Monday, June 17, 2013

Stigma: Encouraging Words

Vice President Joe Biden

Patrick Kennedy

My words aren't as powerful nor as well crafted. Nor do I have a name recognized by every household in the country. I use a nom de blog because I have experienced stigma. I fear I could lose my job. I fear I might lose the relative peace and safety I currently feel. A relative peace and safety just discovered in my late 50's.

The most powerful words I've ever spoken were "Please make them stop talking about me!" delivered at my former workplace during my last break, just prior to my most recent suicide attempt, which was followed by my most recent hospitalization. Those words were stigmatizing. No way around that. But I know of at least one person who heard me that day and recognized that I was sick. Not crazy.

Forty years ago I had my first encounter with mental health care. Through all the frustrating years of seeking answers to my questions, seeking ways to eradicate the pain, seeking relief from the never ending ups and downs, I was afraid to speak up.

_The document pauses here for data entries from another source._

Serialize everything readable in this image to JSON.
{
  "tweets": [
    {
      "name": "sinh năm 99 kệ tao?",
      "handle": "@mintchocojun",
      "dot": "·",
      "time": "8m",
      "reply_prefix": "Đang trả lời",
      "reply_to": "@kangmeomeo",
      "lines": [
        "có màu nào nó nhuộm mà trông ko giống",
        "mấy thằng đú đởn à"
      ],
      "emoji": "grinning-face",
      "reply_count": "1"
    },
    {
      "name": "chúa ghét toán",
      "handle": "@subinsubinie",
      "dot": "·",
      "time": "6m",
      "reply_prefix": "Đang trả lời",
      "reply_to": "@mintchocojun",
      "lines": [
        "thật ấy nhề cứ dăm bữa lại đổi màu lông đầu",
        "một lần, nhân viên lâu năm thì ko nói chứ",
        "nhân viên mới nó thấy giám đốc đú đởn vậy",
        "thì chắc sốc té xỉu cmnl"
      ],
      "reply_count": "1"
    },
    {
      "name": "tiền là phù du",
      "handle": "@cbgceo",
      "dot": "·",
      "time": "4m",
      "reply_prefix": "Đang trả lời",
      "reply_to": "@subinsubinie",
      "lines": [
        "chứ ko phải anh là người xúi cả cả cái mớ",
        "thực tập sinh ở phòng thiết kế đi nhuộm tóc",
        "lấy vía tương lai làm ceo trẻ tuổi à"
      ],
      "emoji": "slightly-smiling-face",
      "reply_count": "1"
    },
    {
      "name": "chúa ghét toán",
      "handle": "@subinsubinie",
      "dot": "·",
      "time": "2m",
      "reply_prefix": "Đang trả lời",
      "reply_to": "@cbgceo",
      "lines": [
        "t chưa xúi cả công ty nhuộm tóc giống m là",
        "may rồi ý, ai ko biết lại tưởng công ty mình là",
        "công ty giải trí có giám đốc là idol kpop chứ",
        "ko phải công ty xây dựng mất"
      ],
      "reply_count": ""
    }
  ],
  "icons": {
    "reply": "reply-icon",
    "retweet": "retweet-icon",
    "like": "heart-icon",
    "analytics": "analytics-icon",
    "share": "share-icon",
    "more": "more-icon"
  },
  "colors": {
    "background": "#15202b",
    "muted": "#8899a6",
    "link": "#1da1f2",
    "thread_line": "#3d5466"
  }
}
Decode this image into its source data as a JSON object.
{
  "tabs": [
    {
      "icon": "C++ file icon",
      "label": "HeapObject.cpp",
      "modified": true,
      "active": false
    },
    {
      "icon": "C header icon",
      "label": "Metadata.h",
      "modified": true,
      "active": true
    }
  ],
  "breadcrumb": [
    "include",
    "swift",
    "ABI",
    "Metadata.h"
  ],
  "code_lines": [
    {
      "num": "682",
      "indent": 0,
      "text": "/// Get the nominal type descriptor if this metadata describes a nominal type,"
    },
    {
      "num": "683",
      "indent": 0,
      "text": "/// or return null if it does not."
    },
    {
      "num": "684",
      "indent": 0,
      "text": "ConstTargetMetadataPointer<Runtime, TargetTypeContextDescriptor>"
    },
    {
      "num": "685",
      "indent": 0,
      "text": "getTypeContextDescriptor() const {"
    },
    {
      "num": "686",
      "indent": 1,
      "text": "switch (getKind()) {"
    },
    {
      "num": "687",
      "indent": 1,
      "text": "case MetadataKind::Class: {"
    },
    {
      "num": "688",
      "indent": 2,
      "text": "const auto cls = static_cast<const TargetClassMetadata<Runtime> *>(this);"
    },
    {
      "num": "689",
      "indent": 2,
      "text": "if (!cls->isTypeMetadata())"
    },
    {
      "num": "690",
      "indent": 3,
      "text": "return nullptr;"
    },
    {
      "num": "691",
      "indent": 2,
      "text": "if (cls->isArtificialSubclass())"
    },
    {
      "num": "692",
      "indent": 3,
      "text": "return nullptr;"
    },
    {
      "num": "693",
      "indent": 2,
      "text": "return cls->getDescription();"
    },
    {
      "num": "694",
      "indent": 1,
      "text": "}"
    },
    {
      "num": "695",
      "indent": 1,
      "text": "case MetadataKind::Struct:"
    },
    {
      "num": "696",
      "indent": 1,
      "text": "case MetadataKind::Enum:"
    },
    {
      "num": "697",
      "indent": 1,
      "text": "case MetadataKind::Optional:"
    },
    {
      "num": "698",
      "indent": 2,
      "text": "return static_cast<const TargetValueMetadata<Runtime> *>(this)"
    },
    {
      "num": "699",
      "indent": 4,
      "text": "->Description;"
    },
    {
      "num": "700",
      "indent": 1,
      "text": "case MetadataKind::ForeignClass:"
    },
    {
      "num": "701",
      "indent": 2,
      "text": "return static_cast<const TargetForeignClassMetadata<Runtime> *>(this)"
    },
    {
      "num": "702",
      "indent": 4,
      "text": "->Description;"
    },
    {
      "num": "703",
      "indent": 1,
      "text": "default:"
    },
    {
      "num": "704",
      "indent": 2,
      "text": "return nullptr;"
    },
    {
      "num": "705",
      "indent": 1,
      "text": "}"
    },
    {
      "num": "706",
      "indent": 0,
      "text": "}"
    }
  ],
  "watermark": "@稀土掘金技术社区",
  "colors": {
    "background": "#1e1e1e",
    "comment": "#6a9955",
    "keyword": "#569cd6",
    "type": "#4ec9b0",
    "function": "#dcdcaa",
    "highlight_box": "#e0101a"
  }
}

I was afraid of possibly being warehoused in some facility. I was afraid of being ostracized. I was afraid my life would become a shambles. My inability to find answers, to find a way to treat my illness, contributed to my isolation, my pushing away everyone, my chaotic life. Effective treatment and changes to every facet of my existence have given me the potential for a life of peace, a life where I can feel happiness, and a life where I know how to care for myself. That doesn't mean I always do what I need to do. But I know how to do what needs to be done.

I'm grateful that these voices are being heard, but that doesn't mean we need to be silent.

NAMI(National Alliance on Mental Illness) provides me with community, education, peer and professional support, and tools to help me help myself. My peers have added their voices to this website. Stigma disappears when we speak boldly and listen with open minds and hearts.